Als die Spurensicherung und das K1 aus Lübeck
eintrafen, konnten die Oldenburger Polizisten noch keine weiterführenden
Hinweise geben.
»Haben Sie Geschosshülsen gefunden?«, fragte
Hauptkommissar Dirk Lohmeyer, der Leiter des K1.
Steinkamp schüttelte den Kopf. »Wir haben alles
akribisch abgesucht. Leider vergeblich. Wir haben auch nur eine Zeugin
ermitteln können. Bisher. Die Frau arbeitet bei einem Bäcker, etwas weiter die
Straße hinauf. Sie ist vor zwei Stunden hier vorbeigekommen und hat die Gestalt
dort sitzen sehen. Die Frau hat gedacht, es würde sich um einen Betrunkenen handeln,
der dort seinen Rausch ausschläft. Sie war ängstlich und deshalb froh, als sie
an dieser Stelle vorbei war.«
»Da müssen doch noch mehr Leute vorbeigekommen sein«,
knurrte Lohmeyer und fuhr sich über seinen Bart.
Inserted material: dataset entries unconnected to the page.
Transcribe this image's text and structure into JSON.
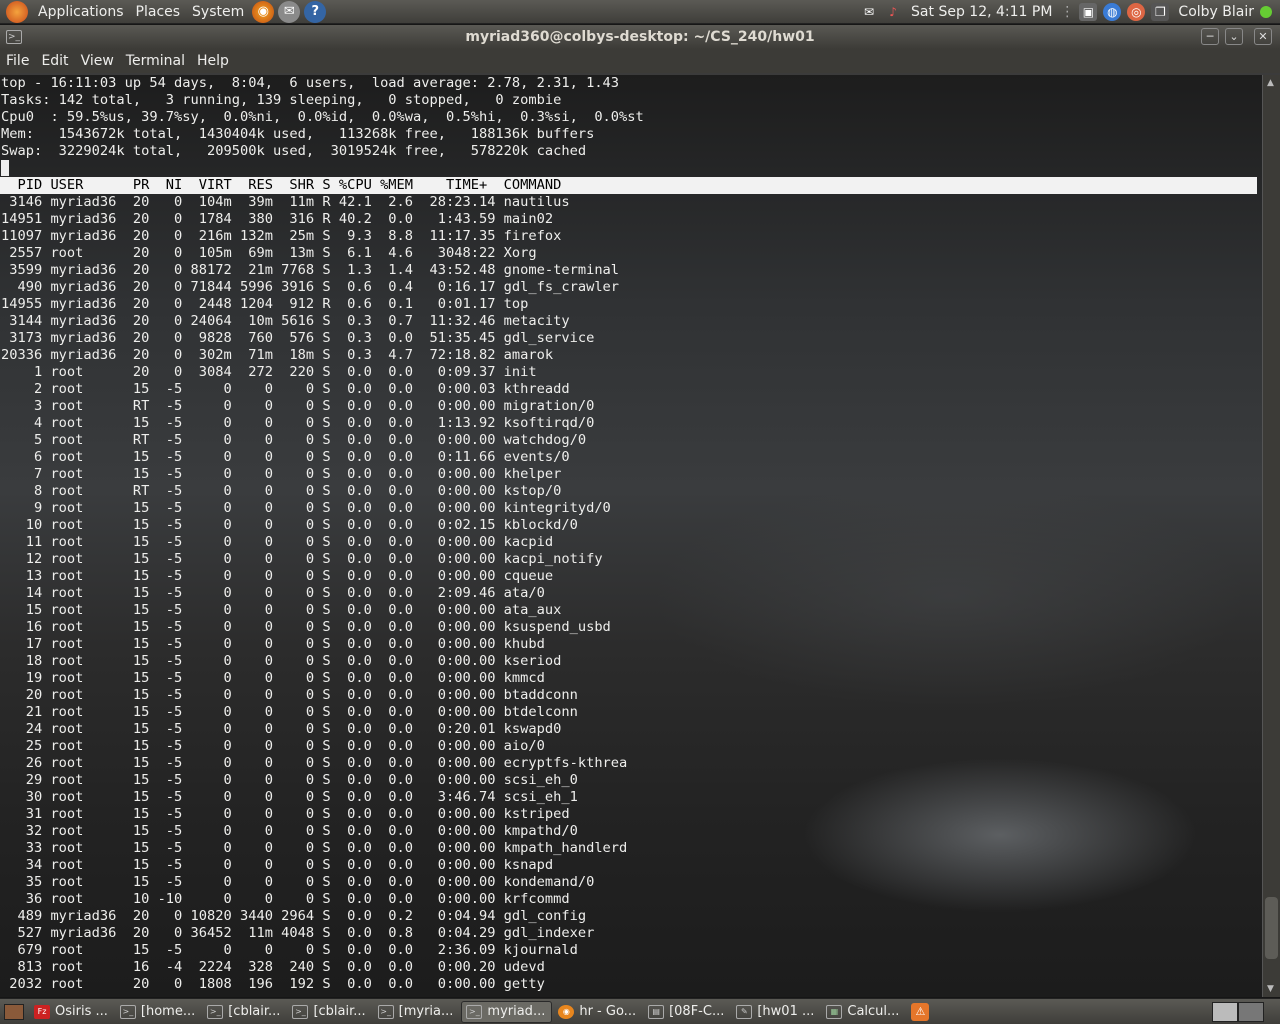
{
  "panel": {
    "menus": [
      "Applications",
      "Places",
      "System"
    ],
    "datetime": "Sat Sep 12,  4:11 PM",
    "user": "Colby Blair"
  },
  "window": {
    "title": "myriad360@colbys-desktop: ~/CS_240/hw01",
    "menus": [
      "File",
      "Edit",
      "View",
      "Terminal",
      "Help"
    ]
  },
  "terminal": {
    "summary": [
      "top - 16:11:03 up 54 days,  8:04,  6 users,  load average: 2.78, 2.31, 1.43",
      "Tasks: 142 total,   3 running, 139 sleeping,   0 stopped,   0 zombie",
      "Cpu0  : 59.5%us, 39.7%sy,  0.0%ni,  0.0%id,  0.0%wa,  0.5%hi,  0.3%si,  0.0%st",
      "Mem:   1543672k total,  1430404k used,   113268k free,   188136k buffers",
      "Swap:  3229024k total,   209500k used,  3019524k free,   578220k cached"
    ],
    "header": "  PID USER      PR  NI  VIRT  RES  SHR S %CPU %MEM    TIME+  COMMAND",
    "processes": [
      " 3146 myriad36  20   0  104m  39m  11m R 42.1  2.6  28:23.14 nautilus",
      "14951 myriad36  20   0  1784  380  316 R 40.2  0.0   1:43.59 main02",
      "11097 myriad36  20   0  216m 132m  25m S  9.3  8.8  11:17.35 firefox",
      " 2557 root      20   0  105m  69m  13m S  6.1  4.6   3048:22 Xorg",
      " 3599 myriad36  20   0 88172  21m 7768 S  1.3  1.4  43:52.48 gnome-terminal",
      "  490 myriad36  20   0 71844 5996 3916 S  0.6  0.4   0:16.17 gdl_fs_crawler",
      "14955 myriad36  20   0  2448 1204  912 R  0.6  0.1   0:01.17 top",
      " 3144 myriad36  20   0 24064  10m 5616 S  0.3  0.7  11:32.46 metacity",
      " 3173 myriad36  20   0  9828  760  576 S  0.3  0.0  51:35.45 gdl_service",
      "20336 myriad36  20   0  302m  71m  18m S  0.3  4.7  72:18.82 amarok",
      "    1 root      20   0  3084  272  220 S  0.0  0.0   0:09.37 init",
      "    2 root      15  -5     0    0    0 S  0.0  0.0   0:00.03 kthreadd",
      "    3 root      RT  -5     0    0    0 S  0.0  0.0   0:00.00 migration/0",
      "    4 root      15  -5     0    0    0 S  0.0  0.0   1:13.92 ksoftirqd/0",
      "    5 root      RT  -5     0    0    0 S  0.0  0.0   0:00.00 watchdog/0",
      "    6 root      15  -5     0    0    0 S  0.0  0.0   0:11.66 events/0",
      "    7 root      15  -5     0    0    0 S  0.0  0.0   0:00.00 khelper",
      "    8 root      RT  -5     0    0    0 S  0.0  0.0   0:00.00 kstop/0",
      "    9 root      15  -5     0    0    0 S  0.0  0.0   0:00.00 kintegrityd/0",
      "   10 root      15  -5     0    0    0 S  0.0  0.0   0:02.15 kblockd/0",
      "   11 root      15  -5     0    0    0 S  0.0  0.0   0:00.00 kacpid",
      "   12 root      15  -5     0    0    0 S  0.0  0.0   0:00.00 kacpi_notify",
      "   13 root      15  -5     0    0    0 S  0.0  0.0   0:00.00 cqueue",
      "   14 root      15  -5     0    0    0 S  0.0  0.0   2:09.46 ata/0",
      "   15 root      15  -5     0    0    0 S  0.0  0.0   0:00.00 ata_aux",
      "   16 root      15  -5     0    0    0 S  0.0  0.0   0:00.00 ksuspend_usbd",
      "   17 root      15  -5     0    0    0 S  0.0  0.0   0:00.00 khubd",
      "   18 root      15  -5     0    0    0 S  0.0  0.0   0:00.00 kseriod",
      "   19 root      15  -5     0    0    0 S  0.0  0.0   0:00.00 kmmcd",
      "   20 root      15  -5     0    0    0 S  0.0  0.0   0:00.00 btaddconn",
      "   21 root      15  -5     0    0    0 S  0.0  0.0   0:00.00 btdelconn",
      "   24 root      15  -5     0    0    0 S  0.0  0.0   0:20.01 kswapd0",
      "   25 root      15  -5     0    0    0 S  0.0  0.0   0:00.00 aio/0",
      "   26 root      15  -5     0    0    0 S  0.0  0.0   0:00.00 ecryptfs-kthrea",
      "   29 root      15  -5     0    0    0 S  0.0  0.0   0:00.00 scsi_eh_0",
      "   30 root      15  -5     0    0    0 S  0.0  0.0   3:46.74 scsi_eh_1",
      "   31 root      15  -5     0    0    0 S  0.0  0.0   0:00.00 kstriped",
      "   32 root      15  -5     0    0    0 S  0.0  0.0   0:00.00 kmpathd/0",
      "   33 root      15  -5     0    0    0 S  0.0  0.0   0:00.00 kmpath_handlerd",
      "   34 root      15  -5     0    0    0 S  0.0  0.0   0:00.00 ksnapd",
      "   35 root      15  -5     0    0    0 S  0.0  0.0   0:00.00 kondemand/0",
      "   36 root      10 -10     0    0    0 S  0.0  0.0   0:00.00 krfcommd",
      "  489 myriad36  20   0 10820 3440 2964 S  0.0  0.2   0:04.94 gdl_config",
      "  527 myriad36  20   0 36452  11m 4048 S  0.0  0.8   0:04.29 gdl_indexer",
      "  679 root      15  -5     0    0    0 S  0.0  0.0   2:36.09 kjournald",
      "  813 root      16  -4  2224  328  240 S  0.0  0.0   0:00.20 udevd",
      " 2032 root      20   0  1808  196  192 S  0.0  0.0   0:00.00 getty"
    ]
  },
  "taskbar": {
    "tasks": [
      {
        "label": "Osiris ...",
        "icon": "filezilla-icon",
        "active": false
      },
      {
        "label": "[home...",
        "icon": "terminal-icon",
        "active": false
      },
      {
        "label": "[cblair...",
        "icon": "terminal-icon",
        "active": false
      },
      {
        "label": "[cblair...",
        "icon": "terminal-icon",
        "active": false
      },
      {
        "label": "[myria...",
        "icon": "terminal-icon",
        "active": false
      },
      {
        "label": "myriad...",
        "icon": "terminal-icon",
        "active": true
      },
      {
        "label": "hr - Go...",
        "icon": "firefox-icon",
        "active": false
      },
      {
        "label": "[08F-C...",
        "icon": "document-icon",
        "active": false
      },
      {
        "label": "[hw01 ...",
        "icon": "editor-icon",
        "active": false
      },
      {
        "label": "Calcul...",
        "icon": "calculator-icon",
        "active": false
      }
    ]
  }
}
»Vielleicht haben die Ähnliches wie die Bäckereiverkäuferin
gedacht«, gab Steinkamp zu bedenken. »Das war auch der erste Eindruck des
Buchhändlers. Ich meine, dass hier jemand seinen Rausch ausgeschlafen hat.«
»Um so etwas kümmert sich der Bürger nicht«, stimmte
Lohmeyer zu. »Die Leute neigen dazu, einen großen Bogen darum zu machen. Bloß
keinen Ärger einfangen.« Dann wandte er sich an einen Kollegen von der
Spurensicherung, der die Taschen des Opfers untersucht hatte. »Und?«
Der junge Beamte im weißen Schutzanzug schüttelte den
Kopf. »Nix. Alles leer. Kein Ausweis, kein Portemonnaie, keine
Zigarettenschachtel, kein Feuerzeug. Es sieht fast so aus, als wäre das Opfer
ausgeplündert worden. Dagegen spricht allerdings dies hier.« Er schob die Ärmel
des Toten ein wenig hoch und zeigte auf eine Armbanduhr. »Wenn das kein Plagiat
ist, dann hat der Täter es entweder übersehen oder …« Er brach mitten im Satz
ab.
»Was für ein Fabrikat?«, fragte Lohmeyer nach.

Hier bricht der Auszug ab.